Search code examples
rggplot2bubble-chart

Bubble chart basics in ggplot


I am looking to understand the best way to plot bubble charts and it is surprisingly a bit more confusing than I expected.

Take a simple data frame:

library(tidyverse)

bubble_data <- data.frame(x = c(1, 1), y = c(1, 1), size = c(9, 16), type = c("A", "B"))

> bubble_data
  x y size type
1 1 1    9    A
2 1 1   16    B

If we make the size of the plotted bubbles equal to the size variable, then if done correctly, the areas of the plotted bubbles should be in the ratio of 9 to 16, or ~56%.

Plotting we get something that does not look anywhere close to a 56% ratio of the areas (and the bubbles are really small):

ggplot(bubble_data, aes(x = x, y = y, size = size, color = type)) +
  geom_point(alpha = 0.3)

bubble1

So we could create a new variable by scaling the underlying data by taking the square root of the original data (since area is proportional to the square of the radius), and then plot that:

 bubble_data_scaled <- bubble_data %>% 
  mutate(scaled_size = sqrt(size))

> bubble_data_scaled
  x y size type scaled_size
1 1 1    9    A           3
2 1 1   16    B           4

# plot with scaled size
ggplot(bubble_data_scaled, aes(x = x, y = y, size = scaled_size, color = type)) +
  geom_point(alpha = 0.3) 

Which yields a plot that looks pretty much the same as the previous plot

bubble2

Finally, we would use the scale_size_area or scaled size on the original bubble_data data set

ggplot(bubble_data, aes(x = x, y = y, size = size, color = type)) +
  geom_point(alpha = 0.3) +
  scale_size_area()

But this does not seem to yield the correct result either, and one of the bubbles looks a bit offset.

bubble3

Which brings me to my question: What is the correct way to plot a bubble chart where the areas of the bubbles would reflect the correct relative sizes of the underlying data, and how to scale the plot output so that the bubbles are easier to see?

Thanks!


Solution

  • To get bubbles scaled by size, use scale_size_area.

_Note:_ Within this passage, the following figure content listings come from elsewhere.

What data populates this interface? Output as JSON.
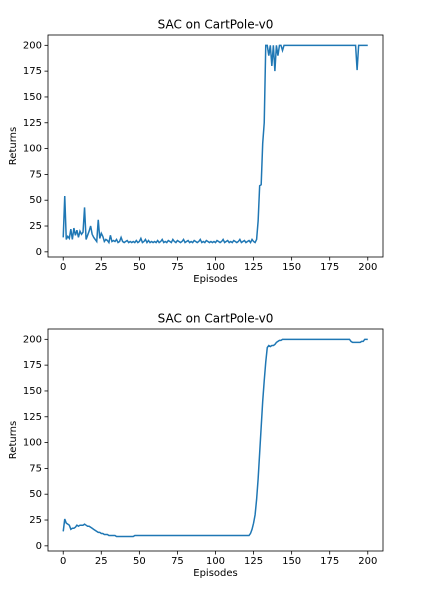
{
  "chart_data": [
    {
      "type": "line",
      "title": "SAC on CartPole-v0",
      "x_label": "Episodes",
      "y_label": "Returns",
      "color": "#1f77b4",
      "xlim": [
        -10,
        210
      ],
      "ylim": [
        -5,
        210
      ],
      "xticks": [
        0,
        25,
        50,
        75,
        100,
        125,
        150,
        175,
        200
      ],
      "yticks": [
        0,
        25,
        50,
        75,
        100,
        125,
        150,
        175,
        200
      ],
      "x": [
        0,
        1,
        2,
        3,
        4,
        5,
        6,
        7,
        8,
        9,
        10,
        11,
        12,
        13,
        14,
        15,
        16,
        17,
        18,
        19,
        20,
        21,
        22,
        23,
        24,
        25,
        26,
        27,
        28,
        29,
        30,
        31,
        32,
        33,
        34,
        35,
        36,
        37,
        38,
        39,
        40,
        41,
        42,
        43,
        44,
        45,
        46,
        47,
        48,
        49,
        50,
        51,
        52,
        53,
        54,
        55,
        56,
        57,
        58,
        59,
        60,
        61,
        62,
        63,
        64,
        65,
        66,
        67,
        68,
        69,
        70,
        71,
        72,
        73,
        74,
        75,
        76,
        77,
        78,
        79,
        80,
        81,
        82,
        83,
        84,
        85,
        86,
        87,
        88,
        89,
        90,
        91,
        92,
        93,
        94,
        95,
        96,
        97,
        98,
        99,
        100,
        101,
        102,
        103,
        104,
        105,
        106,
        107,
        108,
        109,
        110,
        111,
        112,
        113,
        114,
        115,
        116,
        117,
        118,
        119,
        120,
        121,
        122,
        123,
        124,
        125,
        126,
        127,
        128,
        129,
        130,
        131,
        132,
        133,
        134,
        135,
        136,
        137,
        138,
        139,
        140,
        141,
        142,
        143,
        144,
        145,
        146,
        147,
        148,
        149,
        150,
        151,
        152,
        153,
        154,
        155,
        156,
        157,
        158,
        159,
        160,
        161,
        162,
        163,
        164,
        165,
        166,
        167,
        168,
        169,
        170,
        171,
        172,
        173,
        174,
        175,
        176,
        177,
        178,
        179,
        180,
        181,
        182,
        183,
        184,
        185,
        186,
        187,
        188,
        189,
        190,
        191,
        192,
        193,
        194,
        195,
        196,
        197,
        198,
        199,
        200
      ],
      "values": [
        14,
        54,
        12,
        15,
        13,
        22,
        12,
        23,
        16,
        21,
        14,
        20,
        17,
        19,
        43,
        12,
        16,
        20,
        25,
        17,
        14,
        12,
        10,
        31,
        13,
        18,
        15,
        10,
        12,
        11,
        9,
        16,
        10,
        11,
        10,
        12,
        9,
        10,
        14,
        10,
        9,
        10,
        11,
        9,
        10,
        9,
        10,
        9,
        11,
        9,
        10,
        13,
        9,
        10,
        12,
        9,
        11,
        9,
        10,
        9,
        10,
        9,
        11,
        9,
        10,
        12,
        9,
        10,
        9,
        11,
        10,
        9,
        12,
        10,
        9,
        11,
        10,
        9,
        10,
        12,
        9,
        10,
        11,
        9,
        10,
        9,
        11,
        10,
        9,
        10,
        12,
        9,
        10,
        9,
        11,
        10,
        9,
        10,
        9,
        10,
        9,
        11,
        10,
        9,
        10,
        12,
        9,
        10,
        11,
        9,
        10,
        9,
        11,
        10,
        9,
        10,
        12,
        9,
        10,
        11,
        9,
        10,
        11,
        9,
        12,
        10,
        9,
        12,
        30,
        64,
        65,
        105,
        125,
        200,
        200,
        190,
        200,
        180,
        200,
        175,
        200,
        190,
        200,
        200,
        195,
        200,
        200,
        200,
        200,
        200,
        200,
        200,
        200,
        200,
        200,
        200,
        200,
        200,
        200,
        200,
        200,
        200,
        200,
        200,
        200,
        200,
        200,
        200,
        200,
        200,
        200,
        200,
        200,
        200,
        200,
        200,
        200,
        200,
        200,
        200,
        200,
        200,
        200,
        200,
        200,
        200,
        200,
        200,
        200,
        200,
        200,
        200,
        200,
        176,
        200,
        200,
        200,
        200,
        200,
        200,
        200
      ]
    },
    {
      "type": "line",
      "title": "SAC on CartPole-v0",
      "x_label": "Episodes",
      "y_label": "Returns",
      "color": "#1f77b4",
      "xlim": [
        -10,
        210
      ],
      "ylim": [
        -5,
        210
      ],
      "xticks": [
        0,
        25,
        50,
        75,
        100,
        125,
        150,
        175,
        200
      ],
      "yticks": [
        0,
        25,
        50,
        75,
        100,
        125,
        150,
        175,
        200
      ],
      "x": [
        0,
        1,
        2,
        3,
        4,
        5,
        6,
        7,
        8,
        9,
        10,
        11,
        12,
        13,
        14,
        15,
        16,
        17,
        18,
        19,
        20,
        21,
        22,
        23,
        24,
        25,
        26,
        27,
        28,
        29,
        30,
        31,
        32,
        33,
        34,
        35,
        36,
        37,
        38,
        39,
        40,
        41,
        42,
        43,
        44,
        45,
        46,
        47,
        48,
        49,
        50,
        51,
        52,
        53,
        54,
        55,
        56,
        57,
        58,
        59,
        60,
        61,
        62,
        63,
        64,
        65,
        66,
        67,
        68,
        69,
        70,
        71,
        72,
        73,
        74,
        75,
        76,
        77,
        78,
        79,
        80,
        81,
        82,
        83,
        84,
        85,
        86,
        87,
        88,
        89,
        90,
        91,
        92,
        93,
        94,
        95,
        96,
        97,
        98,
        99,
        100,
        101,
        102,
        103,
        104,
        105,
        106,
        107,
        108,
        109,
        110,
        111,
        112,
        113,
        114,
        115,
        116,
        117,
        118,
        119,
        120,
        121,
        122,
        123,
        124,
        125,
        126,
        127,
        128,
        129,
        130,
        131,
        132,
        133,
        134,
        135,
        136,
        137,
        138,
        139,
        140,
        141,
        142,
        143,
        144,
        145,
        146,
        147,
        148,
        149,
        150,
        151,
        152,
        153,
        154,
        155,
        156,
        157,
        158,
        159,
        160,
        161,
        162,
        163,
        164,
        165,
        166,
        167,
        168,
        169,
        170,
        171,
        172,
        173,
        174,
        175,
        176,
        177,
        178,
        179,
        180,
        181,
        182,
        183,
        184,
        185,
        186,
        187,
        188,
        189,
        190,
        191,
        192,
        193,
        194,
        195,
        196,
        197,
        198,
        199,
        200
      ],
      "values": [
        14,
        26,
        22,
        21,
        20,
        16,
        17,
        17,
        18,
        20,
        19,
        20,
        20,
        20,
        21,
        20,
        19,
        19,
        18,
        17,
        16,
        15,
        14,
        13,
        13,
        12,
        12,
        11,
        11,
        11,
        10,
        10,
        10,
        10,
        10,
        9,
        9,
        9,
        9,
        9,
        9,
        9,
        9,
        9,
        9,
        9,
        9,
        10,
        10,
        10,
        10,
        10,
        10,
        10,
        10,
        10,
        10,
        10,
        10,
        10,
        10,
        10,
        10,
        10,
        10,
        10,
        10,
        10,
        10,
        10,
        10,
        10,
        10,
        10,
        10,
        10,
        10,
        10,
        10,
        10,
        10,
        10,
        10,
        10,
        10,
        10,
        10,
        10,
        10,
        10,
        10,
        10,
        10,
        10,
        10,
        10,
        10,
        10,
        10,
        10,
        10,
        10,
        10,
        10,
        10,
        10,
        10,
        10,
        10,
        10,
        10,
        10,
        10,
        10,
        10,
        10,
        10,
        10,
        10,
        10,
        10,
        10,
        10,
        12,
        16,
        22,
        30,
        45,
        65,
        90,
        115,
        140,
        160,
        178,
        192,
        194,
        193,
        194,
        194,
        195,
        197,
        198,
        199,
        199,
        200,
        200,
        200,
        200,
        200,
        200,
        200,
        200,
        200,
        200,
        200,
        200,
        200,
        200,
        200,
        200,
        200,
        200,
        200,
        200,
        200,
        200,
        200,
        200,
        200,
        200,
        200,
        200,
        200,
        200,
        200,
        200,
        200,
        200,
        200,
        200,
        200,
        200,
        200,
        200,
        200,
        200,
        200,
        200,
        200,
        198,
        197,
        197,
        197,
        197,
        197,
        197,
        198,
        198,
        200,
        200,
        200
      ]
    }
  ]
}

To get them bigger change the max_size parameter.

    ggplot(bubble_data, aes(x = x, y = y, size = size, color = type)) +
      geom_point(alpha = 0.3) +
      scale_size_area(max_size = 20, breaks = (0:5)^2)
    

    enter image description here

    As for the offset appearance, that sounds like it's due to the rendering device not using anti-aliasing. This can make lines appear jagged, or shapes to look asymmetric at the pixel level. The default plot window device in windows, for instance, doesn't use anti-aliasing. You can add the ragg device and adjust the settings in RStudio to make that the default for the plot window. Or you can render using ggsave + ragg or cairo to get nice anti-aliasing.

    To get coordinate-scale control over the bubble size (ie to make a bubble "x units wide" in coordinate space, you could use ggforce::geom_circle.